Telomeres, or the ends of linear chromosomes, consist of a short sequence (TTAGGG in humans and mice) repeated thousands of times and are complexed with shelterin proteins that protect chromosome ends and are thus critical for maintaining genomic integrity. The Mus Musculus C57BL/6 mouse has telomeres about 5 times longer than those of humans. Interestingly, the Mus Spretus mouse has 5-fold shorter telomeres than Mus Musculus, similar to the telomere length in humans. The Kaestner lab has recently generated an engineered C57BL/6 “telomouse” with human-length telomeres by introducing into Mus Musculus a single amino acid variation in the helicase ‘Regulator of telomere elongation 1’ (RTEL1) identified in Mus Spretus. These RTEL1 mice are fertile and overtly healthy.
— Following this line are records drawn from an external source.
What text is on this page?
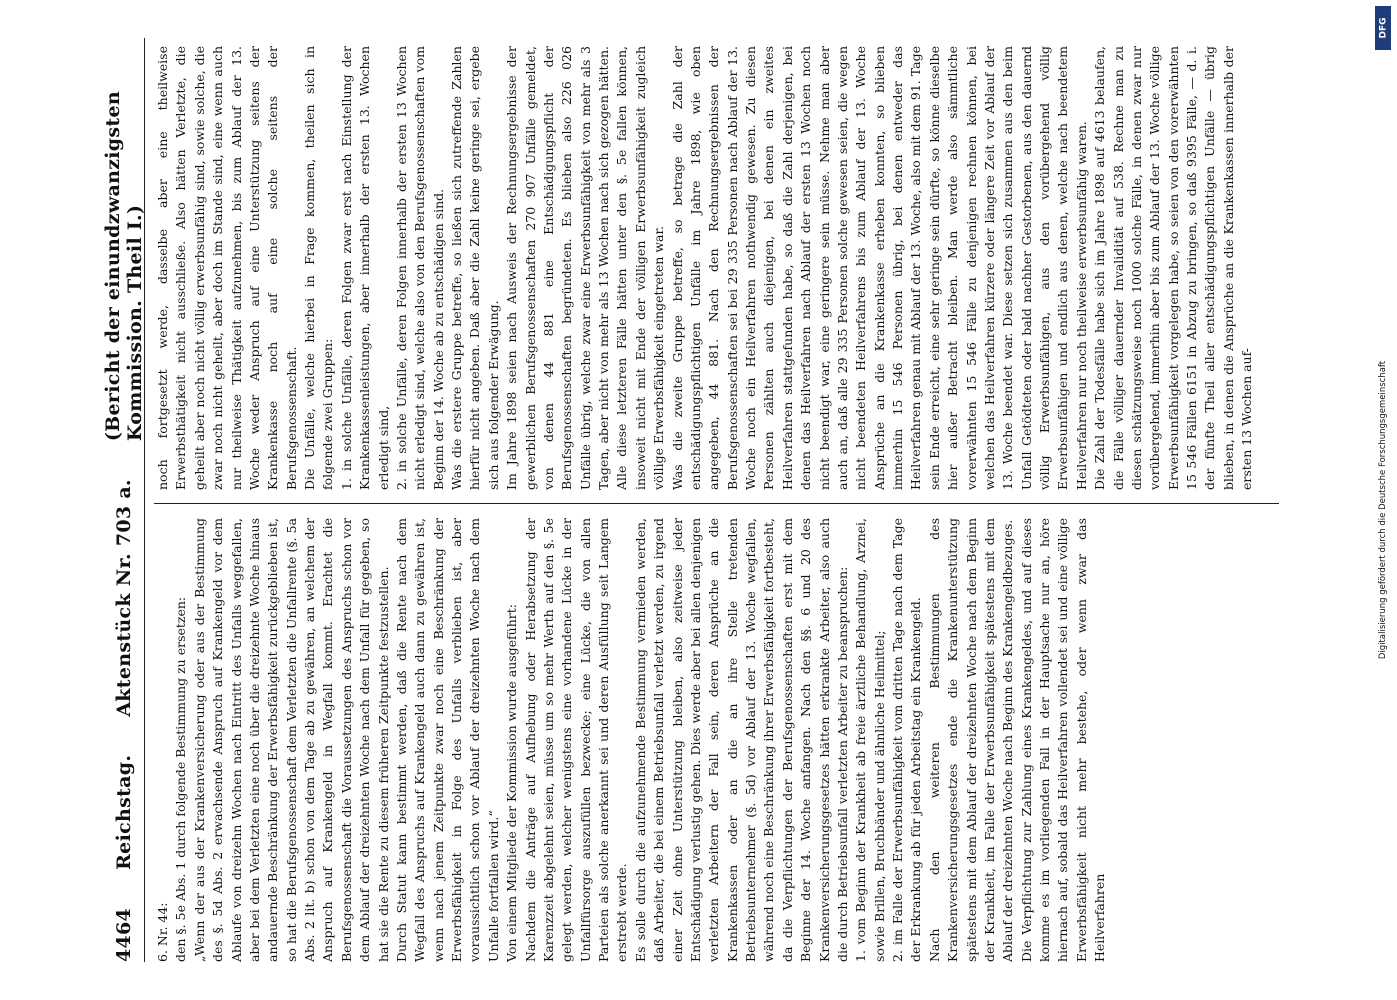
4464
Reichstag.
Aktenstück Nr. 703 a.
(Bericht der einundzwanzigsten Kommission. Theil I.)
6. Nr. 44:
den §. 5e Abs. 1 durch folgende Bestimmung zu ersetzen:
„Wenn der aus der Krankenversicherung oder aus der Bestimmung des §. 5d Abs. 2 erwachsende Anspruch auf Krankengeld vor dem Ablaufe von dreizehn Wochen nach Eintritt des Unfalls weggefallen, aber bei dem Verletzten eine noch über die dreizehnte Woche hinaus andauernde Beschränkung der Erwerbsfähigkeit zurückgeblieben ist, so hat die Berufsgenossenschaft dem Verletzten die Unfallrente (§. 5a Abs. 2 lit. b) schon von dem Tage ab zu gewähren, an welchem der Anspruch auf Krankengeld in Wegfall kommt. Erachtet die Berufsgenossenschaft die Voraussetzungen des Anspruchs schon vor dem Ablauf der dreizehnten Woche nach dem Unfall für gegeben, so hat sie die Rente zu diesem früheren Zeitpunkte festzustellen.
Durch Statut kann bestimmt werden, daß die Rente nach dem Wegfall des Anspruchs auf Krankengeld auch dann zu gewähren ist, wenn nach jenem Zeitpunkte zwar noch eine Beschränkung der Erwerbsfähigkeit in Folge des Unfalls verblieben ist, aber voraussichtlich schon vor Ablauf der dreizehnten Woche nach dem Unfalle fortfallen wird.“
Von einem Mitgliede der Kommission wurde ausgeführt:
Nachdem die Anträge auf Aufhebung oder Herabsetzung der Karenzzeit abgelehnt seien, müsse um so mehr Werth auf den §. 5e gelegt werden, welcher wenigstens eine vorhandene Lücke in der Unfallfürsorge auszufüllen bezwecke; eine Lücke, die von allen Parteien als solche anerkannt sei und deren Ausfüllung seit Langem erstrebt werde.
Es solle durch die aufzunehmende Bestimmung vermieden werden, daß Arbeiter, die bei einem Betriebsunfall verletzt werden, zu irgend einer Zeit ohne Unterstützung bleiben, also zeitweise jeder Entschädigung verlustig gehen. Dies werde aber bei allen denjenigen verletzten Arbeitern der Fall sein, deren Ansprüche an die Krankenkassen oder an die an ihre Stelle tretenden Betriebsunternehmer (§. 5d) vor Ablauf der 13. Woche wegfallen, während noch eine Beschränkung ihrer Erwerbsfähigkeit fortbesteht, da die Verpflichtungen der Berufsgenossenschaften erst mit dem Beginne der 14. Woche anfangen. Nach den §§. 6 und 20 des Krankenversicherungsgesetzes hätten erkrankte Arbeiter, also auch die durch Betriebsunfall verletzten Arbeiter zu beanspruchen:
1. vom Beginn der Krankheit ab freie ärztliche Behandlung, Arznei, sowie Brillen, Bruchbänder und ähnliche Heilmittel;
2. im Falle der Erwerbsunfähigkeit vom dritten Tage nach dem Tage der Erkrankung ab für jeden Arbeitstag ein Krankengeld.
Nach den weiteren Bestimmungen des Krankenversicherungsgesetzes ende die Krankenunterstützung spätestens mit dem Ablauf der dreizehnten Woche nach dem Beginn der Krankheit, im Falle der Erwerbsunfähigkeit spätestens mit dem Ablauf der dreizehnten Woche nach Beginn des Krankengeldbezuges.
Die Verpflichtung zur Zahlung eines Krankengeldes, und auf dieses komme es im vorliegenden Fall in der Hauptsache nur an, höre hiernach auf, sobald das Heilverfahren vollendet sei und eine völlige Erwerbsfähigkeit nicht mehr bestehe, oder wenn zwar das Heilverfahren
noch fortgesetzt werde, dasselbe aber eine theilweise Erwerbsthätigkeit nicht ausschließe. Also hätten Verletzte, die geheilt aber noch nicht völlig erwerbsunfähig sind, sowie solche, die zwar noch nicht geheilt, aber doch im Stande sind, eine wenn auch nur theilweise Thätigkeit aufzunehmen, bis zum Ablauf der 13. Woche weder Anspruch auf eine Unterstützung seitens der Krankenkasse noch auf eine solche seitens der Berufsgenossenschaft.
Die Unfälle, welche hierbei in Frage kommen, theilen sich in folgende zwei Gruppen:
1. in solche Unfälle, deren Folgen zwar erst nach Einstellung der Krankenkassenleistungen, aber innerhalb der ersten 13. Wochen erledigt sind,
2. in solche Unfälle, deren Folgen innerhalb der ersten 13 Wochen nicht erledigt sind, welche also von den Berufsgenossenschaften vom Beginn der 14. Woche ab zu entschädigen sind.
Was die erstere Gruppe betreffe, so ließen sich zutreffende Zahlen hierfür nicht angeben. Daß aber die Zahl keine geringe sei, ergebe sich aus folgender Erwägung.
Im Jahre 1898 seien nach Ausweis der Rechnungsergebnisse der gewerblichen Berufsgenossenschaften 270 907 Unfälle gemeldet, von denen 44 881 eine Entschädigungspflicht der Berufsgenossenschaften begründeten. Es blieben also 226 026 Unfälle übrig, welche zwar eine Erwerbsunfähigkeit von mehr als 3 Tagen, aber nicht von mehr als 13 Wochen nach sich gezogen hätten. Alle diese letzteren Fälle hätten unter den §. 5e fallen können, insoweit nicht mit Ende der völligen Erwerbsunfähigkeit zugleich völlige Erwerbsfähigkeit eingetreten war.
Was die zweite Gruppe betreffe, so betrage die Zahl der entschädigungspflichtigen Unfälle im Jahre 1898, wie oben angegeben, 44 881. Nach den Rechnungsergebnissen der Berufsgenossenschaften sei bei 29 335 Personen nach Ablauf der 13. Woche noch ein Heilverfahren nothwendig gewesen. Zu diesen Personen zählten auch diejenigen, bei denen ein zweites Heilverfahren stattgefunden habe, so daß die Zahl derjenigen, bei denen das Heilverfahren nach Ablauf der ersten 13 Wochen noch nicht beendigt war, eine geringere sein müsse. Nehme man aber auch an, daß alle 29 335 Personen solche gewesen seien, die wegen nicht beendeten Heilverfahrens bis zum Ablauf der 13. Woche Ansprüche an die Krankenkasse erheben konnten, so blieben immerhin 15 546 Personen übrig, bei denen entweder das Heilverfahren genau mit Ablauf der 13. Woche, also mit dem 91. Tage sein Ende erreicht, eine sehr geringe sein dürfte, so könne dieselbe hier außer Betracht bleiben. Man werde also sämmtliche vorerwähnten 15 546 Fälle zu denjenigen rechnen können, bei welchen das Heilverfahren kürzere oder längere Zeit vor Ablauf der 13. Woche beendet war. Diese setzen sich zusammen aus den beim Unfall Getödteten oder bald nachher Gestorbenen, aus den dauernd völlig Erwerbsunfähigen, aus den vorübergehend völlig Erwerbsunfähigen und endlich aus denen, welche nach beendetem Heilverfahren nur noch theilweise erwerbsunfähig waren.
Die Zahl der Todesfälle habe sich im Jahre 1898 auf 4613 belaufen, die Fälle völliger dauernder Invalidität auf 538. Rechne man zu diesen schätzungsweise noch 1000 solche Fälle, in denen zwar nur vorübergehend, immerhin aber bis zum Ablauf der 13. Woche völlige Erwerbsunfähigkeit vorgelegen habe, so seien von den vorerwähnten 15 546 Fällen 6151 in Abzug zu bringen, so daß 9395 Fälle, — d. i. der fünfte Theil aller entschädigungspflichtigen Unfälle — übrig blieben, in denen die Ansprüche an die Krankenkassen innerhalb der ersten 13 Wochen auf-
Digitalisierung gefördert durch die Deutsche Forschungsgemeinschaft
DFG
The mammalian liver can regenerate following multiple forms of injury. Strikingly, following partial hepatectomy (PHx), where two-thirds of the liver is surgically resected, the remaining lobes of the mouse liver grow to compensate for the excised liver sections within one-week post-surgery. However, the extremely long telomeres of Mus Musculus do not become critically short following only a couple cell divisions. Here, we asked the question whether the shortened telomeres of Rtel1 mice limit cell proliferation during short-term liver regeneration.